抑制性甘氨酸受体 (GlyRs) 是由 α 和 β 亚基组成的五聚体配体门控离子通道,以 2:3 的化学计量比组装。α1/β 异质体被认为是脊髓和脑干中“天然”成年突触上的主要 GlyR 同工型。然而,α3 GlyR 亚基集中在浅层背角 (SDH:I-II 层),这是一个对来自皮肤、肌肉和内脏的伤害性信号进行处理的脊髓区域。在这里,我们使用痉挛性小鼠,其 GlyR 的 α1 亚基中存在自然发生的突变 (A52S),来研究突变对抑制性突触传递和同型稳态可塑性的影响,并探测 SDH 中各种 GlyR 亚基的存在。我们使用全细胞膜片钳记录(在 22-24°C 下),从氯胺酮麻醉(100mgkg-1,IP)的痉挛性和野生型小鼠(平均年龄 P27 和 P29,分别为两性)的腰椎脊髓切片中获得。痉挛性小鼠的 GlyR 介导的 mIPSC 幅度和衰减时间常数分别降低了 25%和 50%(42.0±3.6pA 对 31.0±1.8pA,P<0.05 和 7.4±0.5ms 对 5.0±0.4ms,P<0.05;均值±SEM,n=34 和 31,分别)。
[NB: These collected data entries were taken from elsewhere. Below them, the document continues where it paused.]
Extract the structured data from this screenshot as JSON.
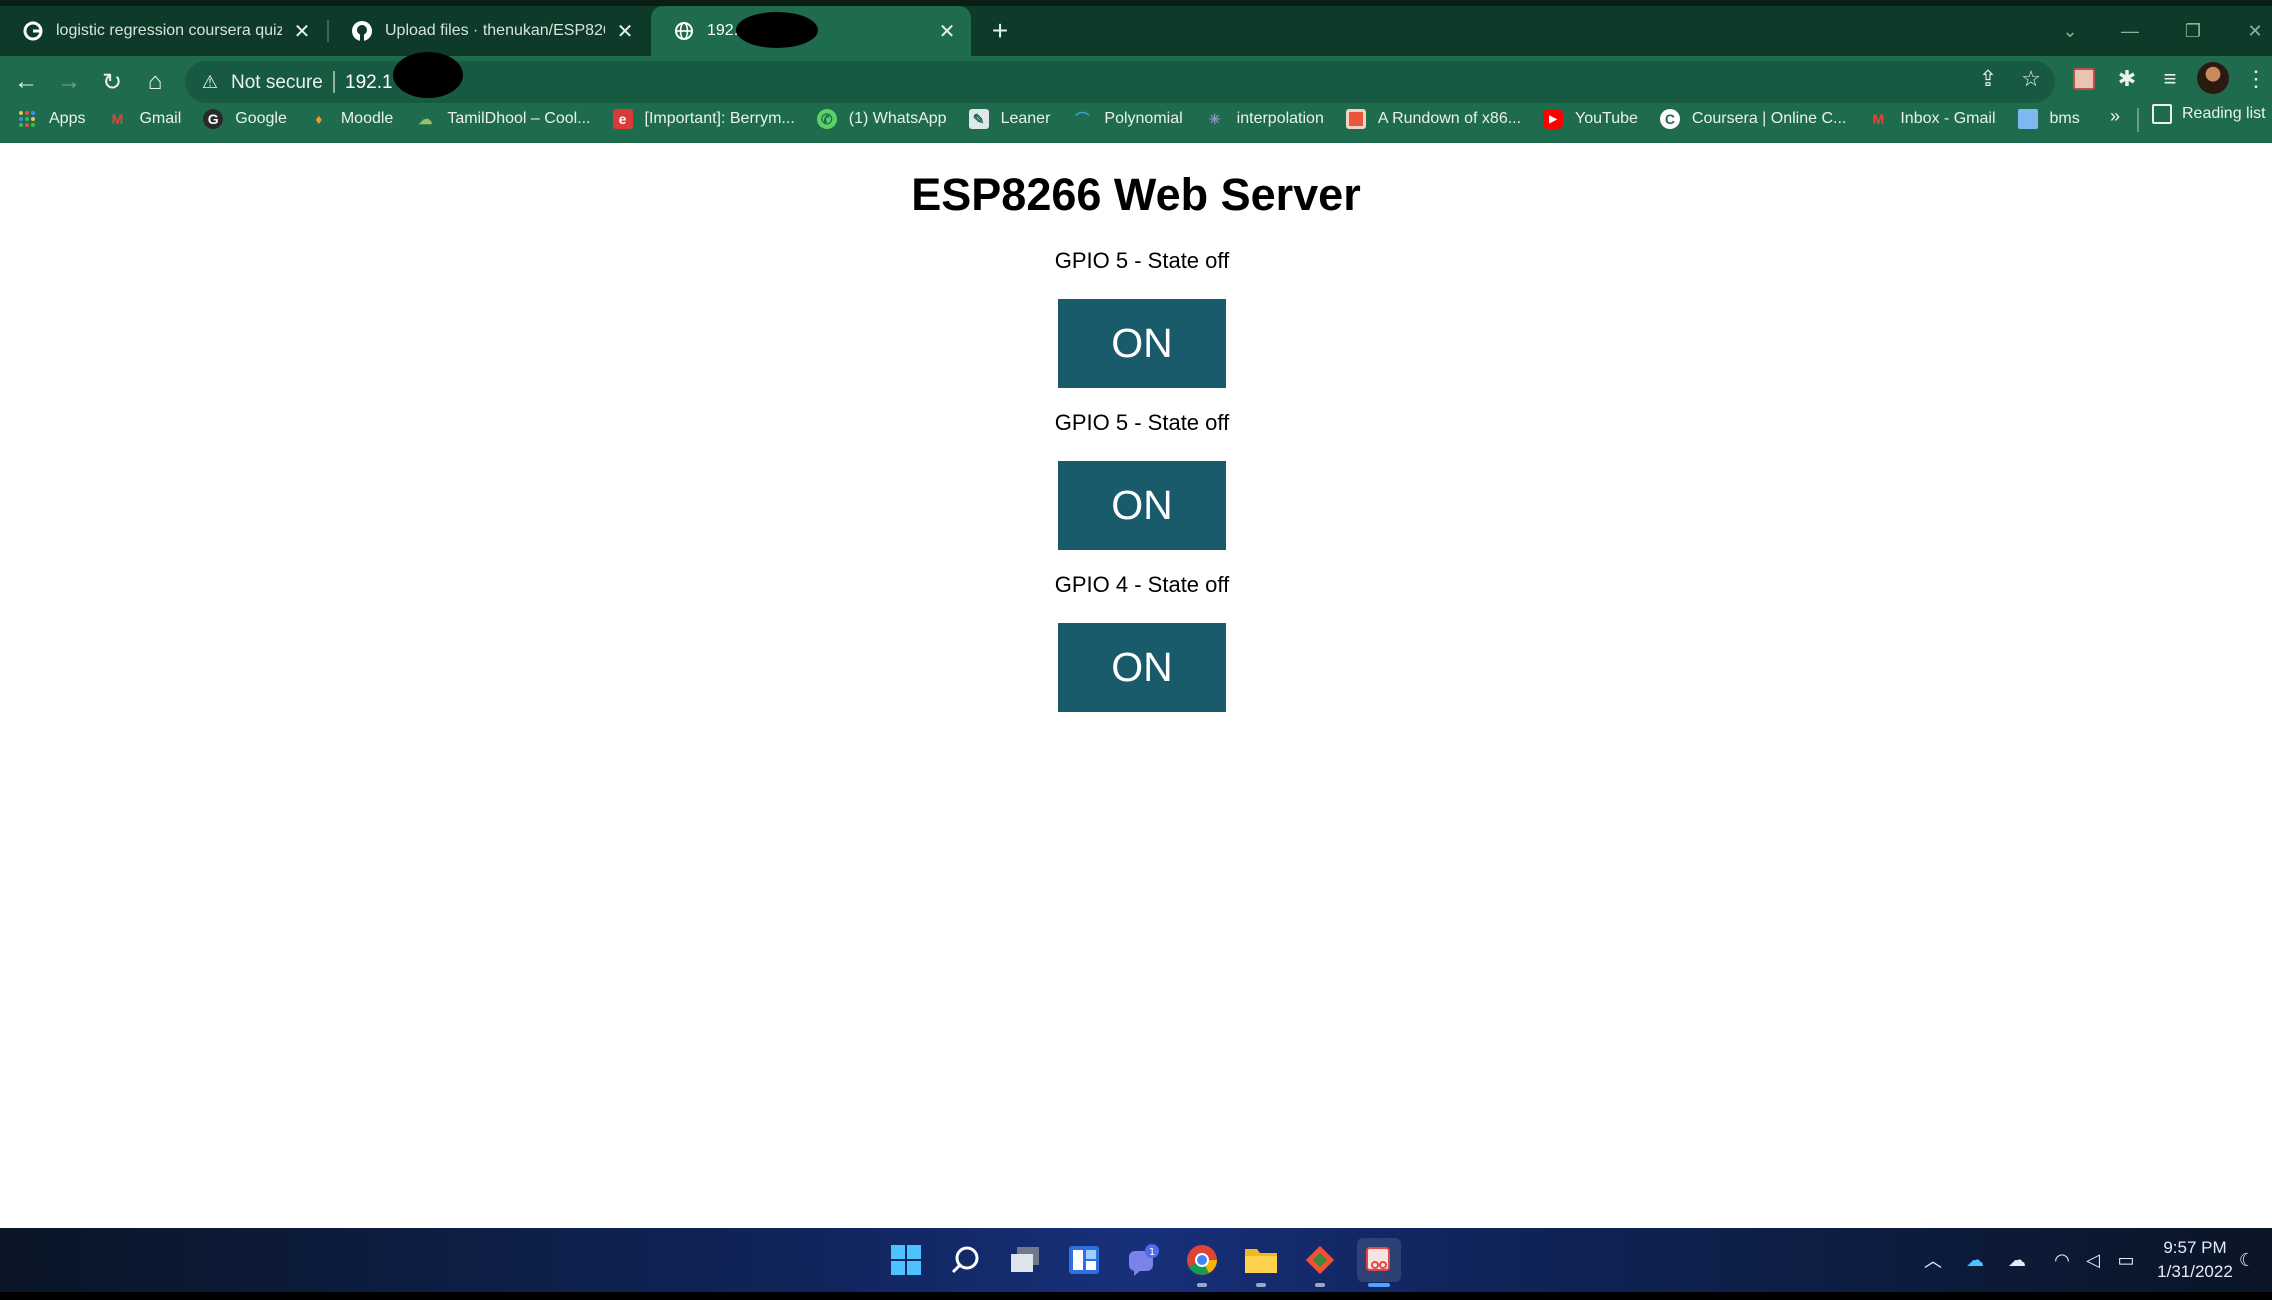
{
  "browser": {
    "tabs": [
      {
        "title": "logistic regression coursera quiz",
        "icon": "google-g-icon",
        "active": false
      },
      {
        "title": "Upload files · thenukan/ESP8266",
        "icon": "github-icon",
        "active": false
      },
      {
        "title": "192.1",
        "icon": "globe-icon",
        "active": true
      }
    ],
    "security_label": "Not secure",
    "url": "192.1",
    "bookmarks": [
      {
        "label": "Apps",
        "icon": "apps-grid-icon"
      },
      {
        "label": "Gmail",
        "icon": "gmail-icon"
      },
      {
        "label": "Google",
        "icon": "google-g-icon"
      },
      {
        "label": "Moodle",
        "icon": "moodle-icon"
      },
      {
        "label": "TamilDhool – Cool...",
        "icon": "tamildhool-icon"
      },
      {
        "label": "[Important]: Berrym...",
        "icon": "berrymail-icon"
      },
      {
        "label": "(1) WhatsApp",
        "icon": "whatsapp-icon"
      },
      {
        "label": "Leaner",
        "icon": "leaner-icon"
      },
      {
        "label": "Polynomial",
        "icon": "polynomial-icon"
      },
      {
        "label": "interpolation",
        "icon": "interpolation-icon"
      },
      {
        "label": "A Rundown of x86...",
        "icon": "rundown-icon"
      },
      {
        "label": "YouTube",
        "icon": "youtube-icon"
      },
      {
        "label": "Coursera | Online C...",
        "icon": "coursera-icon"
      },
      {
        "label": "Inbox - Gmail",
        "icon": "gmail-icon"
      },
      {
        "label": "bms",
        "icon": "folder-icon"
      }
    ],
    "more_bookmarks": "»",
    "reading_list": "Reading list"
  },
  "page": {
    "title": "ESP8266 Web Server",
    "controls": [
      {
        "label": "GPIO 5 - State off",
        "button": "ON"
      },
      {
        "label": "GPIO 5 - State off",
        "button": "ON"
      },
      {
        "label": "GPIO 4 - State off",
        "button": "ON"
      }
    ]
  },
  "taskbar": {
    "chat_badge": "1",
    "time": "9:57 PM",
    "date": "1/31/2022"
  },
  "colors": {
    "tabbar": "#0e3a29",
    "toolbar": "#1f6b4e",
    "button": "#195b6a",
    "page_background": "#ffffff"
  }
}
对 mIPSC 幅度与上升时间和衰减时间关系的研究表明,这些差异不是由于电紧张作用引起的。GABAA 介导的 mIPSC 和 A 型钾电流的分析表明,与以前在另一种 GlyR 突变体痉挛性中观察到的突触或内在同型稳态可塑性不同,GlyR 介导的神经传递没有发生改变。应用甘氨酸到从 SDH 神经元分离的外面向外斑片中,发现痉挛性 GlyRs 的甘氨酸敏感性降低了两倍以上(EC50=130±20μM 对 64±11μM,分别;n=8 和 15,分别)。随后,使用不同的激动剂敏感性和 mIPSC 衰减时间来探测 SDH 神经元中是否存在含有 α1 的 GlyRs。基于对 1-3μM 甘氨酸的反应,甘氨酸敏感性在>75%的测试神经元中降低,并且在痉挛性样本中的衰减时间更快。总之,我们的数据表明,SDH 中的大多数 GlyRs 和甘氨酸能突触含有 α1 亚基,而很少仅由 α3 亚基组成。因此,未来设计针对 α3 亚基的治疗方法的努力必须考虑 GlyR 中 α1 和 α3 亚基之间的潜在相互作用。